To: i-node who wrote (51984)8/28/2013 7:29:55 PM
From: Broken_Clock  Read Replies (1) | Respond to of 85487
 
How Highly Paid CEOs Rip Off Their Companies and the Public Via Fraud and Walk Away With Their Pockets Bulging

Just one example of a corporate culture that rewards executives for behavior that hurts workers, taxpayers, and shareholders.



Photo Credit: Shutterstock.com/Jeff Wasserman

August 27, 2013 |

After exposing CEO scoundrels for 20 years, it’s hard to keep them all straight. The guy who cooked the books to buy a golden shower curtain blends together with the one who used ill-gotten Iraq war windfalls to pay for his wife’s racehorses and plastic surgery and the one who cashed in on subprime mortgages and sailed off on a yacht before the bubble burst.

But then you stumble into a story that makes you realize you can still get riled up. At first you tell yourself it’s not breaking news and nobody will care so just forget about it.

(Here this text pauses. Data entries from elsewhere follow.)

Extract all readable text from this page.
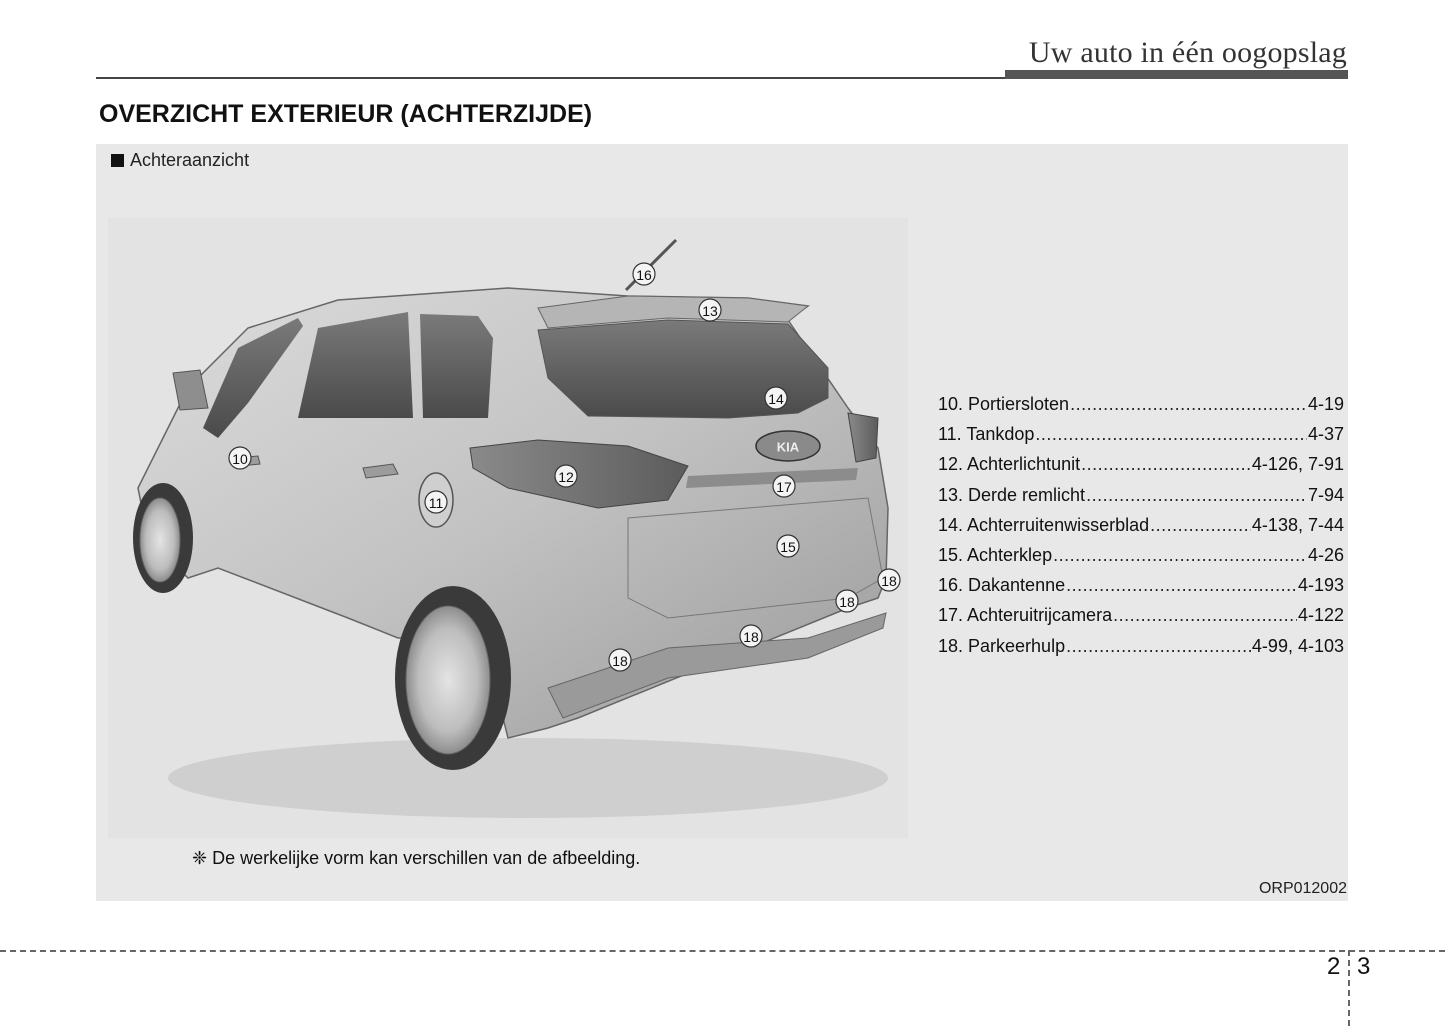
Uw auto in één oogopslag
OVERZICHT EXTERIEUR (ACHTERZIJDE)
Achteraanzicht
KIA
10
11
12
13
14
15
16
17
18
18
18
18
10. Portiersloten .....	4-19
11. Tankdop .....	4-37
12. Achterlichtunit .....	4-126, 7-91
13. Derde remlicht .....	7-94
14. Achterruitenwisserblad .....	4-138, 7-44
15. Achterklep .....	4-26
16. Dakantenne .....	4-193
17. Achteruitrijcamera .....	4-122
18. Parkeerhulp .....	4-99, 4-103
❈ De werkelijke vorm kan verschillen van de afbeelding.
ORP012002
2 3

But then you find yourself fuming about it to your husband over breakfast. And then you’re grousing about it over drinks with your friends. And then you decide you have to write about it.

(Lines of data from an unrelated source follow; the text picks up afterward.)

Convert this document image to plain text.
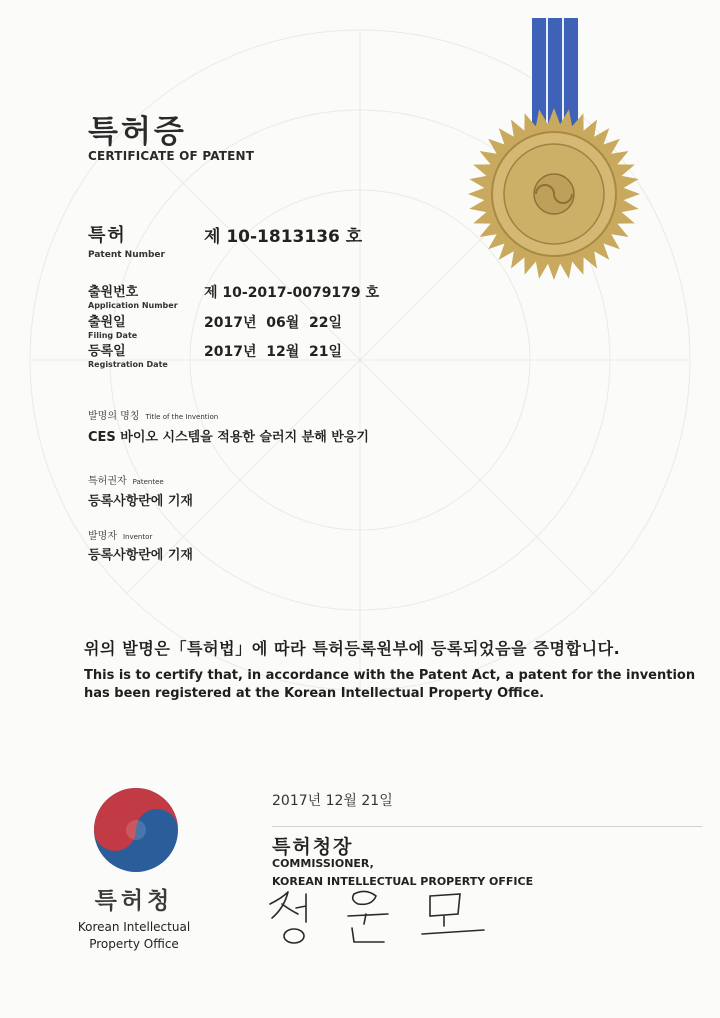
특허증
CERTIFICATE OF PATENT
특허
Patent Number
제 10-1813136 호
출원번호
Application Number
제 10-2017-0079179 호
출원일
Filing Date
2017년  06월  22일
등록일
Registration Date
2017년  12월  21일
발명의 명칭 Title of the Invention
CES 바이오 시스템을 적용한 슬러지 분해 반응기
특허권자 Patentee
등록사항란에 기재
발명자 Inventor
등록사항란에 기재
위의 발명은「특허법」에 따라 특허등록원부에 등록되었음을 증명합니다.
This is to certify that, in accordance with the Patent Act, a patent for the invention
has been registered at the Korean Intellectual Property Office.
2017년 12월 21일
특허청장
COMMISSIONER,
KOREAN INTELLECTUAL PROPERTY OFFICE
특허청
Korean Intellectual
Property Office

For me, this is the Charles Heimbold Jr. story.

Now some may say this story stuck in my craw because Heimbold obtained a position I covet: U.S. ambassador to Sweden. Serving my country and my grandfather’s beautiful homeland while grazing on magnificent smorgasbords—that’s a gig I’d love.

But unfortunately the way to get those gigs seems to be to pay politicians more money than I’ll ever have. That’s what Heimbold did. As CEO of pharmaceutical giant Bristol-Myers Squibb, Heimbold contributed $ 367,200 to Republican candidates or campaign organizations in the 2000 election cycle. By September 2001, he was President George W. Bush’s man in Stockholm.

But that’s not what got me riled.

While Heimbold was enjoying the Land of the Midnight Sun, federal agents were combing through the books at Bristol-Myers Squibb. Something was fishy.

The Securities and Exchange Commission and the Justice Department eventually accused the company of various accounting tricks to boost earnings and stock prices. Bristol-Myers Squibb settled their SEC case with a payment of $150 million. The Justice Department agreed to defer prosecution (essentially putting the firm on probation) as part of a deal in which company executives forked over an additional $300 million and promised to be good boys in the future.

The Wall Street Journal reported in December 2002 that 27 current and former Bristol-Myers Squibb executives had said the accounting tricks were carried out under strong pressure to meet Heimbold’s high earnings targets.

Those tricks appear to have paid off well for the former CEO. A perennial pay leader, in 2001 alone Heimbold cashed in $70 million in stock options. What would those options have been worth had Bristol-Myers Squibb not been cooking the books? We’ll never know. We do know he was never forced to pay back a dime.

Heimbold’s story is actually not that uncommon. In a report I co-authored at the Institute for Policy Studies, we analyzed 18 extremely highly paid CEOs who led companies that had to shell out more than $100 million in fraud-related settlements. Eleven of the CEOs had left their firms before the fraud charges were fully resolved.

This finding is part of a larger IPS “performance review” of CEOs who made the annual top 25 highest-paid lists over the past 20 years. Theoretically, these CEOs should be the cream of the crop of American corporate leadership. But instead of stellar performance, we found that nearly 40 percent were bad performers -- even by the most narrow, incontrovertible definitions.

Twenty-two percent led firms that crashed or got bailed out in the 2008 crisis. Another eight percent had to pay massive settlements for fraud. And yet another eight percent wound up getting fired. Even the guys who got the boot didn’t suffer too much. The size of their average golden parachute: $48 million.

And so the Heimbold story is just one example of a corporate culture that rewards executives for behavior that winds up hurting workers, taxpayers, and shareholders. Unless we change that culture, we’ll see many more CEOs take the money and run.